In 2016, when I was a federal Member of Parliament, I asked the federal government, my own government, a simple set of questions through an Order Paper submission: How many fires had occurred on reserves? How many people had died or been injured? What was spent on firefighting and prevention?

The answer: they didn’t know. They weren’t counting. They still don’t keep track.

Despite years of promises, including one in 2015 to improve infrastructure and basic services for First Nations, most communities still do not have a permanent firefighting service. There is no national Indigenous fire response program. No coordinated infrastructure plan to modernize airports or provide the basic capacity to respond to natural disasters. No meaningful recognition of the role fire plays in Indigenous life — or death.
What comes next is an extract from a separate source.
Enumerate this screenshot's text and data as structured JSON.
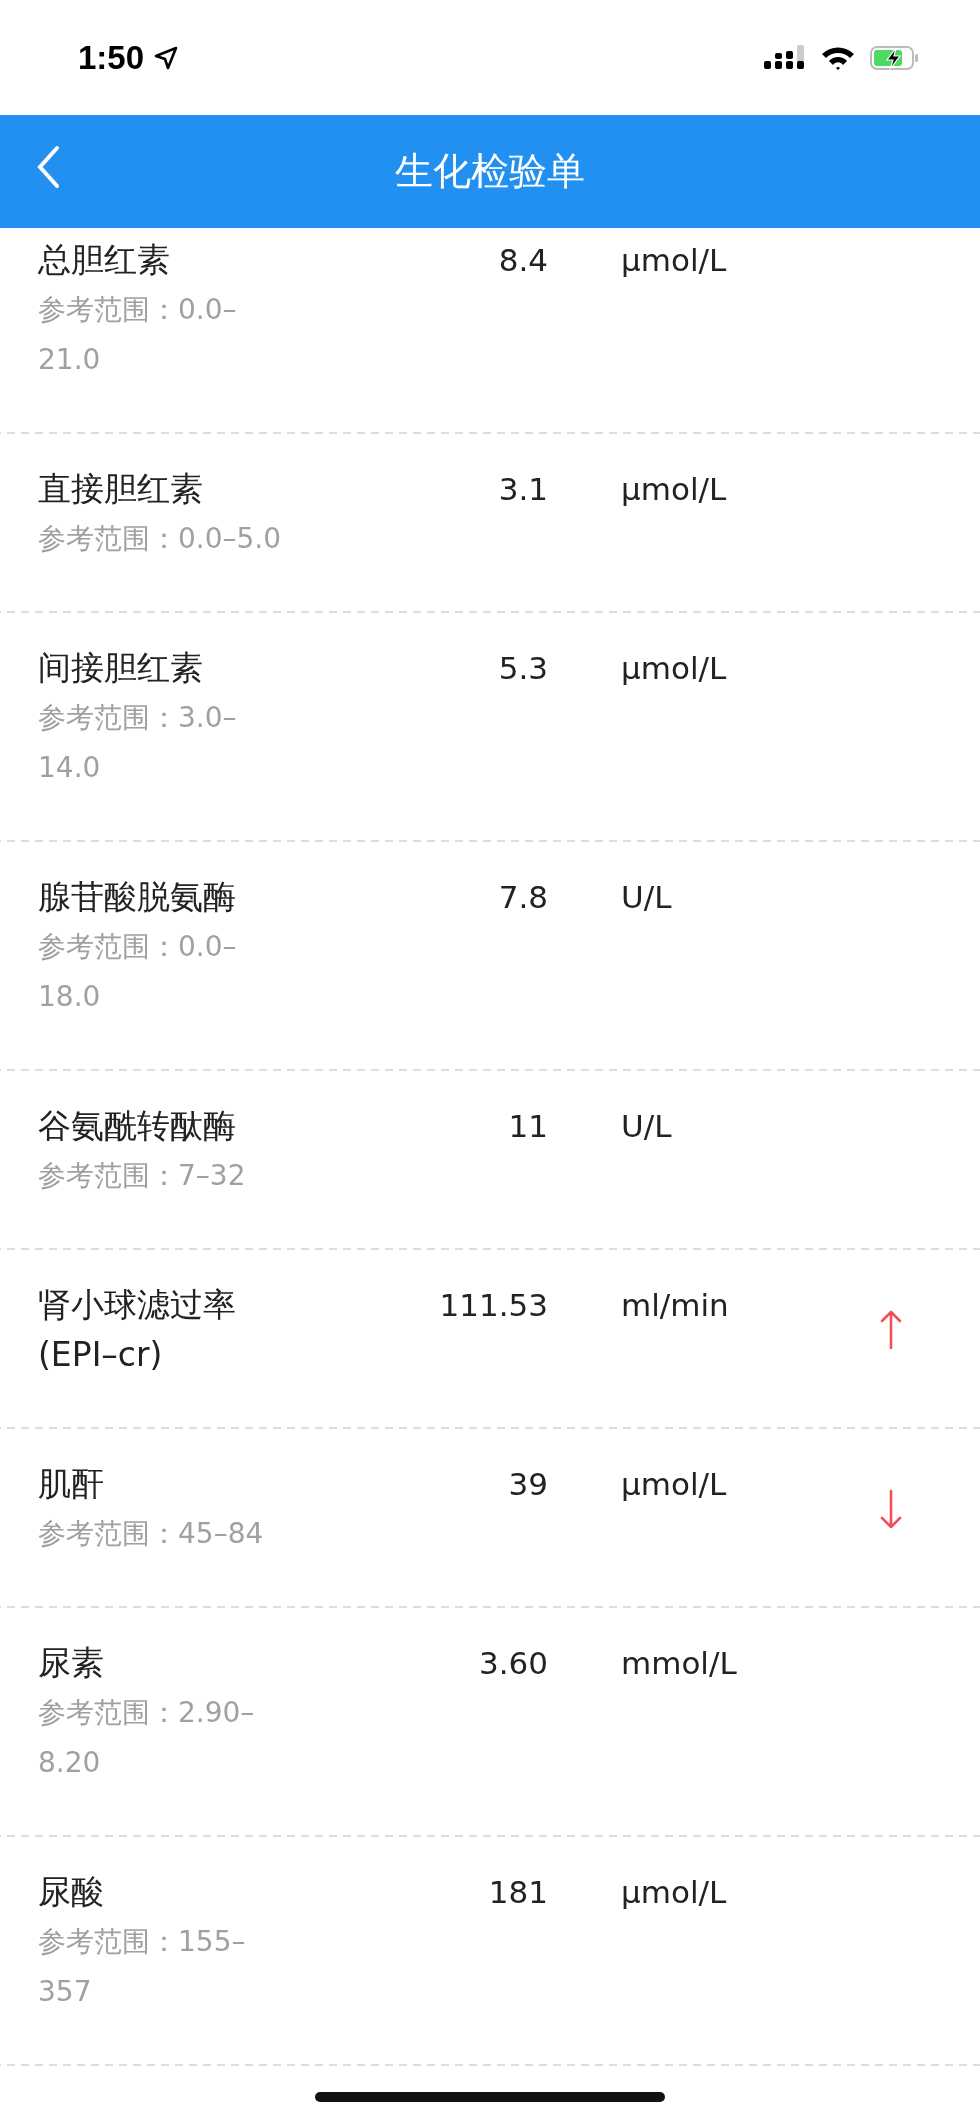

This is not just about climate change, although it is accelerating the danger. It is about how Canada continues to treat First Nations peoples — as second-class citizens, unworthy of even the most basic safety services. Fire, police, health, education — these are the foundational duties of any government. And yet, we continue to outsource these functions when it comes to Indigenous peoples, or worse, ignore them altogether.

When wildfires rage near Flin Flon and Mathias Colomb Cree Nation, evacuations are last-minute. People are placed in shelters far from home. The trauma of being displaced, again and again, accumulates.

But in our worldview, this is not just a matter of logistics. It is spiritual. Fire must be respected and tended. It can clear the way for new growth, but only when held in balance. Water — the domain of women, life-givers and protectors — must also be honoured. What happens when governments ignore both? When neither fire is managed, nor water protected?

You get destruction. You get crisis. You get what we are seeing right now.

A national Indigenous fire service would not just fill a bureaucratic gap. It would acknowledge traditional roles, empower communities, and bring Indigenous knowledge systems into the heart of climate response. It would be led by the people most impacted, with deep understandings of the land, fire cycles, and the sacred roles fire and water play in our lives.

We hear a lot about economic development in First Nations. But there is no economy without safety. No community thrives under constant threat. The cheapest and smartest investments are often in the most basic infrastructure: modern airports that can land planes in smoke, trained firefighters with proper equipment, and the ability to respond not just after the emergency, but before it starts.

Ceremony teaches us that everything has a time and place. Fire, when respected, renews. Water, when protected, sustains.

It is time the federal government stopped treating fire on First Nations as an afterthought. It is time to restore balance — with policy that reflects our values and action that matches the urgency.

Fire is not our enemy. But neglect is.